# 필요한 변수 크롤링 및 병합

In [1]:
import pandas as pd
import numpy as np
from bs4 import BeautifulSoup
from urllib.request import Request, urlopen
import requests
from datetime import datetime
from functools import reduce

## USD KRW 크롤링

In [2]:
url = Request('https://kr.investing.com/currencies/usd-krw-historical-data', headers={'user-agent': 'Mozilla/5.0 (Windows NT 11.0; WOW64) AppleWebKit/537.36 (KHTML, like Gecko) Chrome/109.0.5414.76 Safari/537.36 NetHelper70'})

res = urlopen(url)
bs = BeautifulSoup(res, 'html.parser')

table = bs.select_one('#__next > div.desktop\:relative.desktop\:bg-background-default > div > div > div.grid.gap-4.tablet\:gap-6.grid-cols-4.tablet\:grid-cols-8.desktop\:grid-cols-12.grid-container--fixed-desktop.general-layout_main__lRLYJ > main > div > div:nth-child(4) > div > div:nth-child(1) > div > div.border.border-main > div > table')

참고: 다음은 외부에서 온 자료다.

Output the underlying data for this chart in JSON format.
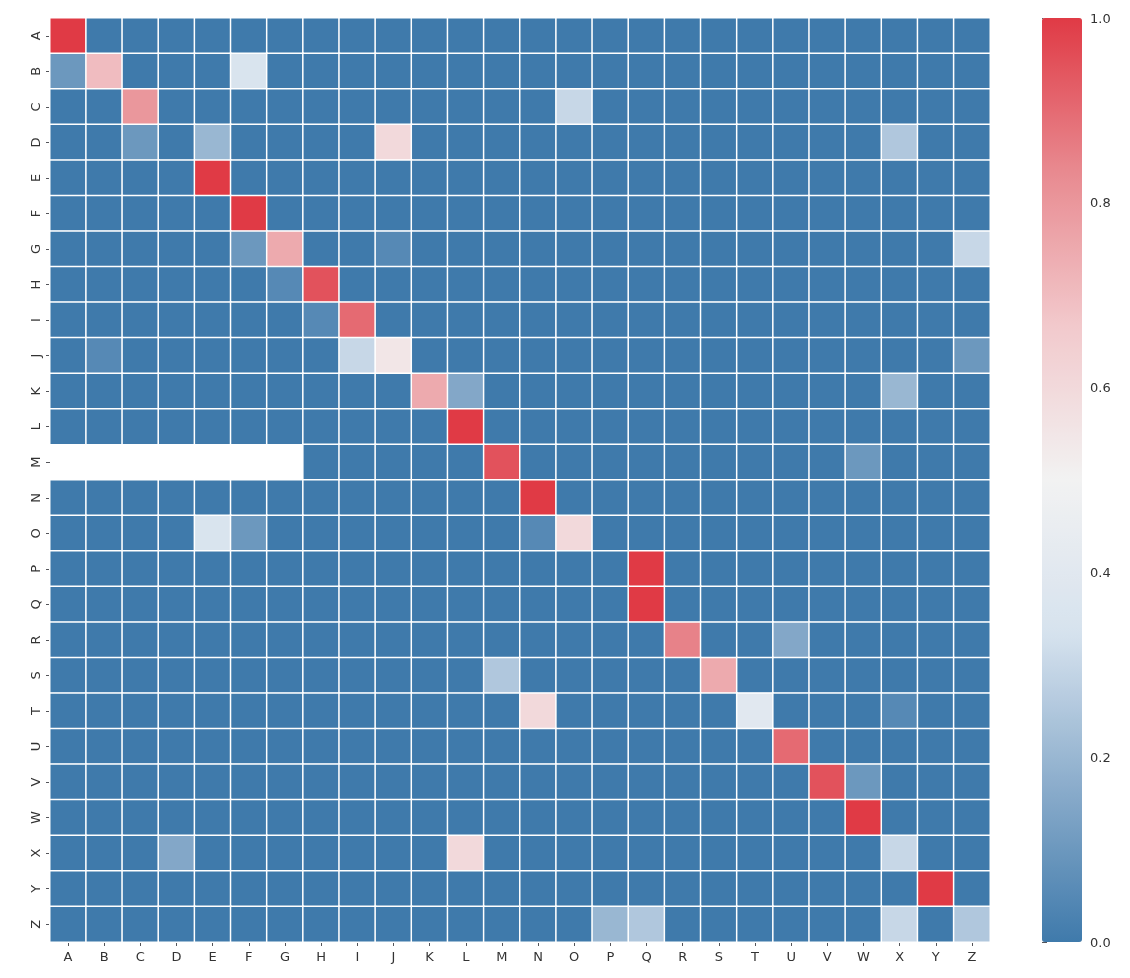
{
  "chart_data": {
    "type": "heatmap",
    "categories": [
      "A",
      "B",
      "C",
      "D",
      "E",
      "F",
      "G",
      "H",
      "I",
      "J",
      "K",
      "L",
      "M",
      "N",
      "O",
      "P",
      "Q",
      "R",
      "S",
      "T",
      "U",
      "V",
      "W",
      "X",
      "Y",
      "Z"
    ],
    "y_categories": [
      "A",
      "B",
      "C",
      "D",
      "E",
      "F",
      "G",
      "H",
      "I",
      "J",
      "K",
      "L",
      "M",
      "N",
      "O",
      "P",
      "Q",
      "R",
      "S",
      "T",
      "U",
      "V",
      "W",
      "X",
      "Y",
      "Z"
    ],
    "cells": [
      [
        1,
        0,
        0,
        0,
        0,
        0,
        0,
        0,
        0,
        0,
        0,
        0,
        0,
        0,
        0,
        0,
        0,
        0,
        0,
        0,
        0,
        0,
        0,
        0,
        0,
        0
      ],
      [
        0.1,
        0.7,
        0,
        0,
        0,
        0.35,
        0,
        0,
        0,
        0,
        0,
        0,
        0,
        0,
        0,
        0,
        0,
        0,
        0,
        0,
        0,
        0,
        0,
        0,
        0,
        0
      ],
      [
        0,
        0,
        0.8,
        0,
        0,
        0,
        0,
        0,
        0,
        0,
        0,
        0,
        0,
        0,
        0.3,
        0,
        0,
        0,
        0,
        0,
        0,
        0,
        0,
        0,
        0,
        0
      ],
      [
        0,
        0,
        0.1,
        0,
        0.2,
        0,
        0,
        0,
        0,
        0.6,
        0,
        0,
        0,
        0,
        0,
        0,
        0,
        0,
        0,
        0,
        0,
        0,
        0,
        0.25,
        0,
        0
      ],
      [
        0,
        0,
        0,
        0,
        1,
        0,
        0,
        0,
        0,
        0,
        0,
        0,
        0,
        0,
        0,
        0,
        0,
        0,
        0,
        0,
        0,
        0,
        0,
        0,
        0,
        0
      ],
      [
        0,
        0,
        0,
        0,
        0,
        1,
        0,
        0,
        0,
        0,
        0,
        0,
        0,
        0,
        0,
        0,
        0,
        0,
        0,
        0,
        0,
        0,
        0,
        0,
        0,
        0
      ],
      [
        0,
        0,
        0,
        0,
        0,
        0.1,
        0.75,
        0,
        0,
        0.05,
        0,
        0,
        0,
        0,
        0,
        0,
        0,
        0,
        0,
        0,
        0,
        0,
        0,
        0,
        0,
        0.3
      ],
      [
        0,
        0,
        0,
        0,
        0,
        0,
        0.05,
        0.95,
        0,
        0,
        0,
        0,
        0,
        0,
        0,
        0,
        0,
        0,
        0,
        0,
        0,
        0,
        0,
        0,
        0,
        0
      ],
      [
        0,
        0,
        0,
        0,
        0,
        0,
        0,
        0.05,
        0.9,
        0,
        0,
        0,
        0,
        0,
        0,
        0,
        0,
        0,
        0,
        0,
        0,
        0,
        0,
        0,
        0,
        0
      ],
      [
        0,
        0.05,
        0,
        0,
        0,
        0,
        0,
        0,
        0.3,
        0.55,
        0,
        0,
        0,
        0,
        0,
        0,
        0,
        0,
        0,
        0,
        0,
        0,
        0,
        0,
        0,
        0.1
      ],
      [
        0,
        0,
        0,
        0,
        0,
        0,
        0,
        0,
        0,
        0,
        0.75,
        0.15,
        0,
        0,
        0,
        0,
        0,
        0,
        0,
        0,
        0,
        0,
        0,
        0.2,
        0,
        0
      ],
      [
        0,
        0,
        0,
        0,
        0,
        0,
        0,
        0,
        0,
        0,
        0,
        1,
        0,
        0,
        0,
        0,
        0,
        0,
        0,
        0,
        0,
        0,
        0,
        0,
        0,
        0
      ],
      [
        null,
        null,
        null,
        null,
        null,
        null,
        null,
        0,
        0,
        0,
        0,
        0,
        0.95,
        0,
        0,
        0,
        0,
        0,
        0,
        0,
        0,
        0,
        0.1,
        0,
        0,
        0
      ],
      [
        0,
        0,
        0,
        0,
        0,
        0,
        0,
        0,
        0,
        0,
        0,
        0,
        0,
        1,
        0,
        0,
        0,
        0,
        0,
        0,
        0,
        0,
        0,
        0,
        0,
        0
      ],
      [
        0,
        0,
        0,
        0,
        0.35,
        0.1,
        0,
        0,
        0,
        0,
        0,
        0,
        0,
        0.05,
        0.6,
        0,
        0,
        0,
        0,
        0,
        0,
        0,
        0,
        0,
        0,
        0
      ],
      [
        0,
        0,
        0,
        0,
        0,
        0,
        0,
        0,
        0,
        0,
        0,
        0,
        0,
        0,
        0,
        0,
        1,
        0,
        0,
        0,
        0,
        0,
        0,
        0,
        0,
        0
      ],
      [
        0,
        0,
        0,
        0,
        0,
        0,
        0,
        0,
        0,
        0,
        0,
        0,
        0,
        0,
        0,
        0,
        1,
        0,
        0,
        0,
        0,
        0,
        0,
        0,
        0,
        0
      ],
      [
        0,
        0,
        0,
        0,
        0,
        0,
        0,
        0,
        0,
        0,
        0,
        0,
        0,
        0,
        0,
        0,
        0,
        0.85,
        0,
        0,
        0.15,
        0,
        0,
        0,
        0,
        0
      ],
      [
        0,
        0,
        0,
        0,
        0,
        0,
        0,
        0,
        0,
        0,
        0,
        0,
        0.25,
        0,
        0,
        0,
        0,
        0,
        0.75,
        0,
        0,
        0,
        0,
        0,
        0,
        0
      ],
      [
        0,
        0,
        0,
        0,
        0,
        0,
        0,
        0,
        0,
        0,
        0,
        0,
        0,
        0.6,
        0,
        0,
        0,
        0,
        0,
        0.4,
        0,
        0,
        0,
        0.05,
        0,
        0
      ],
      [
        0,
        0,
        0,
        0,
        0,
        0,
        0,
        0,
        0,
        0,
        0,
        0,
        0,
        0,
        0,
        0,
        0,
        0,
        0,
        0,
        0.9,
        0,
        0,
        0,
        0,
        0
      ],
      [
        0,
        0,
        0,
        0,
        0,
        0,
        0,
        0,
        0,
        0,
        0,
        0,
        0,
        0,
        0,
        0,
        0,
        0,
        0,
        0,
        0,
        0.95,
        0.1,
        0,
        0,
        0
      ],
      [
        0,
        0,
        0,
        0,
        0,
        0,
        0,
        0,
        0,
        0,
        0,
        0,
        0,
        0,
        0,
        0,
        0,
        0,
        0,
        0,
        0,
        0,
        1,
        0,
        0,
        0
      ],
      [
        0,
        0,
        0,
        0.15,
        0,
        0,
        0,
        0,
        0,
        0,
        0,
        0.6,
        0,
        0,
        0,
        0,
        0,
        0,
        0,
        0,
        0,
        0,
        0,
        0.3,
        0,
        0
      ],
      [
        0,
        0,
        0,
        0,
        0,
        0,
        0,
        0,
        0,
        0,
        0,
        0,
        0,
        0,
        0,
        0,
        0,
        0,
        0,
        0,
        0,
        0,
        0,
        0,
        1,
        0
      ],
      [
        0,
        0,
        0,
        0,
        0,
        0,
        0,
        0,
        0,
        0,
        0,
        0,
        0,
        0,
        0,
        0.2,
        0.25,
        0,
        0,
        0,
        0,
        0,
        0,
        0.3,
        0,
        0.25
      ]
    ],
    "clim": [
      0,
      1
    ],
    "cticks": [
      {
        "value": 0,
        "label": "0.0"
      },
      {
        "value": 0.2,
        "label": "0.2"
      },
      {
        "value": 0.4,
        "label": "0.4"
      },
      {
        "value": 0.6,
        "label": "0.6"
      },
      {
        "value": 0.8,
        "label": "0.8"
      },
      {
        "value": 1,
        "label": "1.0"
      }
    ]
  }
}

rows=table.select('#__next > div.desktop\:relative.desktop\:bg-background-default > div > div > div.grid.gap-4.tablet\:gap-6.grid-cols-4.tablet\:grid-cols-8.desktop\:grid-cols-12.grid-container--fixed-desktop.general-layout_main__lRLYJ > main > div > div:nth-child(4) > div > div:nth-child(1) > div > div.border.border-main > div > table > tbody > tr')

a_list = []
b_list = []

for i in rows:
    a = i.find('time').text.replace(' ', '')
    a_list.append(a)
    
    b = i.find('td', attrs={'dir': 'ltr'}).text.replace(',', '')
    b_list.append(b)

data = {'date': a_list, 'price': b_list}
df1 = pd.DataFrame(data)
df1 = df1.sort_values(by='date')

## 달러지수

In [3]:
url = Request('https://kr.investing.com/currencies/us-dollar-index-historical-data', headers={'user-agent': 'Mozilla/5.0 (Windows NT 11.0; WOW64) AppleWebKit/537.36 (KHTML, like Gecko) Chrome/109.0.5414.76 Safari/537.36 NetHelper70'})

res = urlopen(url)
bs = BeautifulSoup(res, 'html.parser')

table = bs.find('table', {'id': 'curr_table'})

data = []
for row in table.find_all('tr'):
    cols = row.find_all('td')
    cols = [col.text.strip() for col in cols[:2]]  # Only extract first 2 columns
    data.append(cols)

columns = ['date', 'price']

df2 = pd.DataFrame(data[1:], columns=columns)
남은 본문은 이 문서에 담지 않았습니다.